I'm proud to be working with @By_CJewett, @SarahVarney4 of @khnews and our partner @guardian to honor U.S. health care workers who have died fighting the #covid19 pandemic. https://t.co/n7ok20xXsE If you know of anyone who has died, please let us know: https://t.co/mCNSYw1Lny
— mmbaily (@mmbaily) April 15, 2020
On April 1, Medscape launched its own initiative to track health professional deaths during the pandemic. There are already 10 pages worth of names.
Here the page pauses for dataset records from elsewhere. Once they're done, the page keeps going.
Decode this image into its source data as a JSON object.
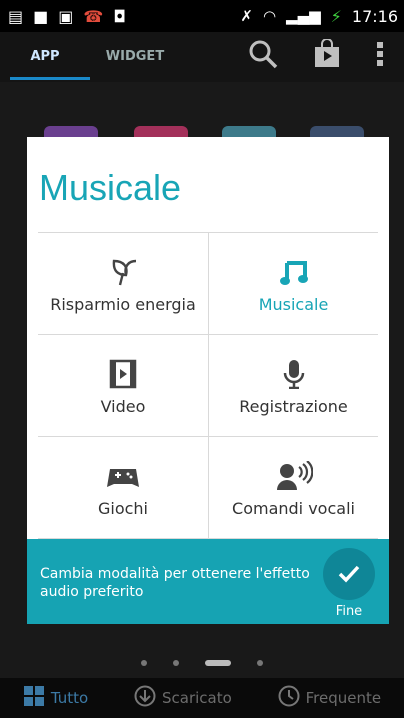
{
  "status_bar": {
    "time": "17:16",
    "icons": [
      "sd-card-icon",
      "notification-icon",
      "image-icon",
      "missed-call-icon",
      "shopping-bag-icon",
      "mute-icon",
      "wifi-icon",
      "signal-icon",
      "battery-charging-icon"
    ]
  },
  "top_tabs": {
    "items": [
      {
        "label": "APP",
        "active": true
      },
      {
        "label": "WIDGET",
        "active": false
      }
    ],
    "icons": [
      "search-icon",
      "play-store-icon",
      "overflow-menu-icon"
    ]
  },
  "dialog": {
    "title": "Musicale",
    "modes": [
      {
        "label": "Risparmio energia",
        "icon": "leaf-icon",
        "selected": false
      },
      {
        "label": "Musicale",
        "icon": "music-note-icon",
        "selected": true
      },
      {
        "label": "Video",
        "icon": "film-icon",
        "selected": false
      },
      {
        "label": "Registrazione",
        "icon": "microphone-icon",
        "selected": false
      },
      {
        "label": "Giochi",
        "icon": "gamepad-icon",
        "selected": false
      },
      {
        "label": "Comandi vocali",
        "icon": "voice-command-icon",
        "selected": false
      }
    ],
    "info_text": "Cambia modalità per ottenere l'effetto audio preferito",
    "done_label": "Fine"
  },
  "page_indicator": {
    "count": 4,
    "active_index": 2
  },
  "bottom_bar": {
    "items": [
      {
        "label": "Tutto",
        "icon": "grid-icon",
        "active": true
      },
      {
        "label": "Scaricato",
        "icon": "download-icon",
        "active": false
      },
      {
        "label": "Frequente",
        "icon": "clock-icon",
        "active": false
      }
    ]
  },
  "colors": {
    "accent": "#18a5b6",
    "info_bar": "#16a3b3",
    "tab_indicator": "#1a89c9"
  }
}
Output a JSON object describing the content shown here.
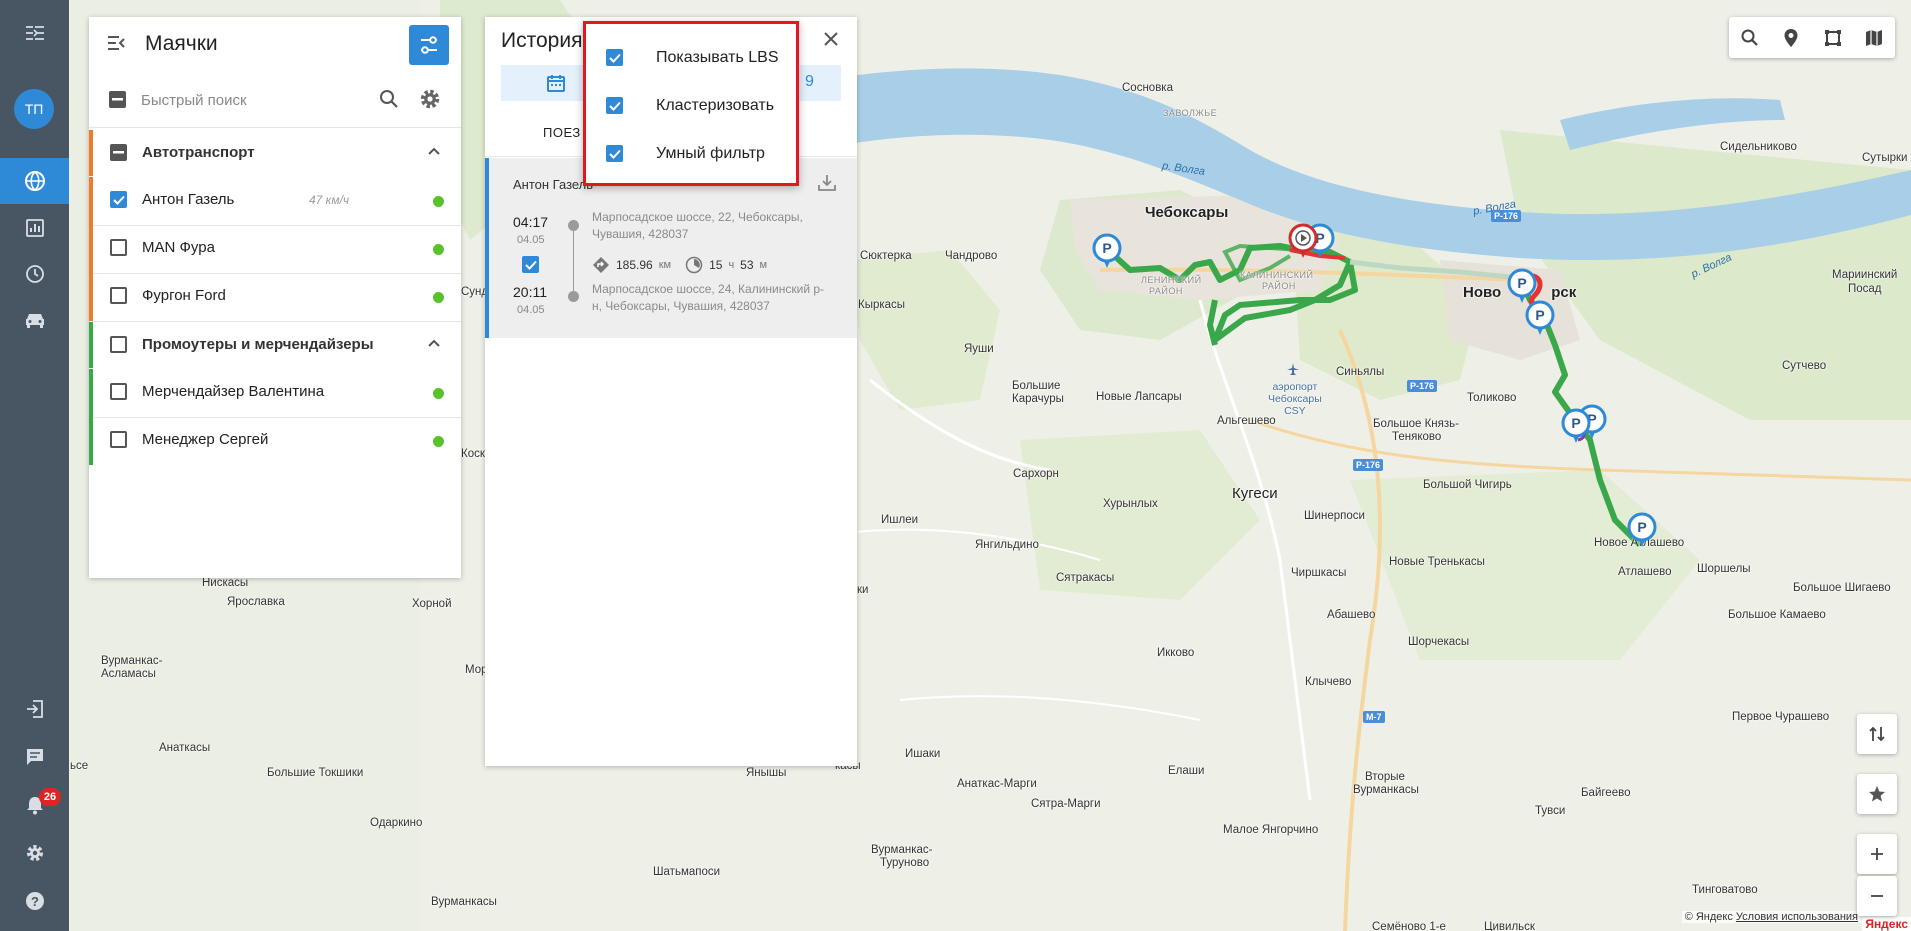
{
  "nav": {
    "avatar_initials": "ТП",
    "notifications_count": "26",
    "active_color": "#2e8ad6",
    "icons": [
      "menu-collapse-icon",
      "globe-icon",
      "chart-icon",
      "clock-icon",
      "car-icon",
      "logout-icon",
      "chat-icon",
      "bell-icon",
      "gear-icon",
      "help-icon"
    ]
  },
  "beacons": {
    "title": "Маячки",
    "search_placeholder": "Быстрый поиск",
    "groups": [
      {
        "name": "Автотранспорт",
        "color": "#f07a2a",
        "items": [
          {
            "name": "Антон Газель",
            "speed": "47 км/ч",
            "checked": true
          },
          {
            "name": "MAN Фура",
            "speed": "",
            "checked": false
          },
          {
            "name": "Фургон Ford",
            "speed": "",
            "checked": false
          }
        ]
      },
      {
        "name": "Промоутеры и мерчендайзеры",
        "color": "#3aa84a",
        "items": [
          {
            "name": "Мерчендайзер Валентина",
            "speed": "",
            "checked": false
          },
          {
            "name": "Менеджер Сергей",
            "speed": "",
            "checked": false
          }
        ]
      }
    ]
  },
  "history": {
    "title": "История",
    "date_end_fragment": "9",
    "tab_label": "ПОЕЗ",
    "trip": {
      "name": "Антон Газель",
      "start_time": "04:17",
      "start_date": "04.05",
      "end_time": "20:11",
      "end_date": "04.05",
      "start_address": "Марпосадское шоссе, 22, Чебоксары, Чувашия, 428037",
      "end_address": "Марпосадское шоссе, 24, Калининский р-н, Чебоксары, Чувашия, 428037",
      "distance": "185.96",
      "distance_unit": "км",
      "duration_h": "15",
      "duration_h_unit": "ч",
      "duration_m": "53",
      "duration_m_unit": "м"
    }
  },
  "popup": {
    "options": [
      {
        "label": "Показывать LBS",
        "checked": true
      },
      {
        "label": "Кластеризовать",
        "checked": true
      },
      {
        "label": "Умный фильтр",
        "checked": true
      }
    ]
  },
  "map": {
    "labels": {
      "cheboksary": "Чебоксары",
      "novocheboksarsk_a": "Ново",
      "novocheboksarsk_b": "рск",
      "kugesi": "Кугеси",
      "sosnovka": "Сосновка",
      "zavolzhe": "ЗАВОЛЖЬЕ",
      "volga1": "р. Волга",
      "volga2": "р. Волга",
      "volga3": "р. Волга",
      "sidelnikovo": "Сидельниково",
      "sutyrki": "Сутырки",
      "mariinsky1": "Мариинский",
      "mariinsky2": "Посад",
      "syuktyerka": "Сюктерка",
      "chandrovo": "Чандрово",
      "leninsky": "ЛЕНИНСКИЙ",
      "leninsky2": "РАЙОН",
      "kalininsky": "КАЛИНИНСКИЙ",
      "kalininsky2": "РАЙОН",
      "kyrkasy": "Кыркасы",
      "yaushi": "Яуши",
      "bolshie_karachury1": "Большие",
      "bolshie_karachury2": "Карачуры",
      "novye_lapsary": "Новые Лапсары",
      "airport1": "аэропорт",
      "airport2": "Чебоксары",
      "airport3": "CSY",
      "sinyaly": "Синьялы",
      "algeshevo": "Альгешево",
      "tolikovo": "Толиково",
      "sutchevo": "Сутчево",
      "bolshoe_knyaz1": "Большое Князь-",
      "bolshoe_knyaz2": "Теняково",
      "sarkhorn": "Сархорн",
      "khurynlykh": "Хурынлых",
      "bolshoy_chigir": "Большой Чигирь",
      "ishlei": "Ишлеи",
      "shinerposi": "Шинерпоси",
      "novoe_atlashevo": "Новое Атлашево",
      "atlashevo": "Атлашево",
      "shorshely": "Шоршелы",
      "yangildino": "Янгильдино",
      "syatrakasy": "Сятракасы",
      "novye_trenkasy": "Новые Тренькасы",
      "chirshkasy": "Чиршкасы",
      "bolshoe_shigaevo": "Большое Шигаево",
      "niskasy": "Нискасы",
      "yaroslavka": "Ярославка",
      "khorny": "Хорной",
      "abashevo": "Абашево",
      "bolshoe_kamaevo": "Большое Камаево",
      "shorchekasy": "Шорчекасы",
      "vurmankas_as1": "Вурманкас-",
      "vurmankas_as2": "Асламасы",
      "ikkovo": "Икково",
      "klychevo": "Клычево",
      "pervoe_churashevo": "Первое Чурашево",
      "anatkasy": "Анаткасы",
      "bolshie_tokshiki": "Большие Токшики",
      "ishaki": "Ишаки",
      "yanyshi": "Янышы",
      "elashi": "Елаши",
      "anatkas_margi": "Анаткас-Марги",
      "syatra_margi": "Сятра-Марги",
      "vtorye_vurmankasy1": "Вторые",
      "vtorye_vurmankasy2": "Вурманкасы",
      "baygeevo": "Байгеево",
      "tuvsi": "Тувси",
      "odarkino": "Одаркино",
      "maloe_yanogorchino": "Малое Янгорчино",
      "vurmankas_turunovo1": "Вурманкас-",
      "vurmankas_turunovo2": "Туруново",
      "shatmaposi": "Шатьмапоси",
      "vurmankasy": "Вурманкасы",
      "tingovatovo": "Тинговатово",
      "semenovo": "Семёново 1-е",
      "tsivilsk": "Цивильск",
      "sund": "Сунд",
      "koska": "Коска",
      "mor": "Мор",
      "kasy": "касы",
      "ki": "ки",
      "kasy2": "касы",
      "sye": "ьсе"
    },
    "roads": [
      "Р-176",
      "Р-176",
      "Р-176",
      "М-7"
    ],
    "copyright_prefix": "© Яндекс",
    "copyright_link": "Условия использования",
    "logo": "Яндекс",
    "track_color": "#3aa84a",
    "track_red_color": "#e63232",
    "water_color": "#a9cfe8"
  }
}
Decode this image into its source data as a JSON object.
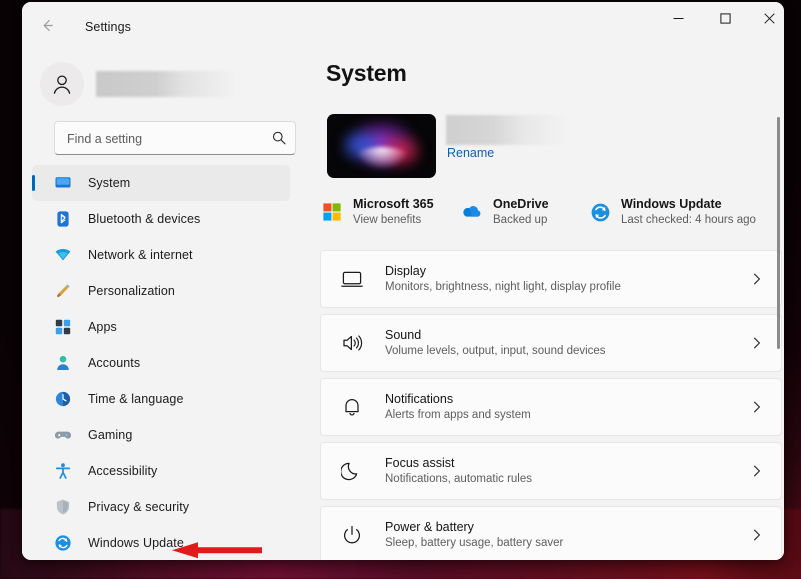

Spencer said that the stories from the project will be available to local news outlets to republish for free. They’ll also link out to local stories and translate select stories for ethnic media outlets.
Lost on the Frontlines was partly inspired by a previous Guardian project, The Counted, a national database that tracked the number of people killed by police officers in the United States. Spencer said The Guardian reached out to Kaiser Health News to collaborate and pulled the project together in a little over a week.
Over the last few weeks we’ve written about the coronavirus web traffic boom (and its burst). But John Hilkirk, senior enterprise editor at Kaiser Health News, said that interest in these types of aftereffects stories has been consistent among their audiences.“The concern about frontline health care workers has just been incredible,” Hillkirk said. “Despite the fact that the story has gone on, there’s a lot of outrage and a lot of concern about lack of personal protective equipment, and then just the tragic nature. It’s such a dramatic and sad story. I don’t think people are losing interest in it.”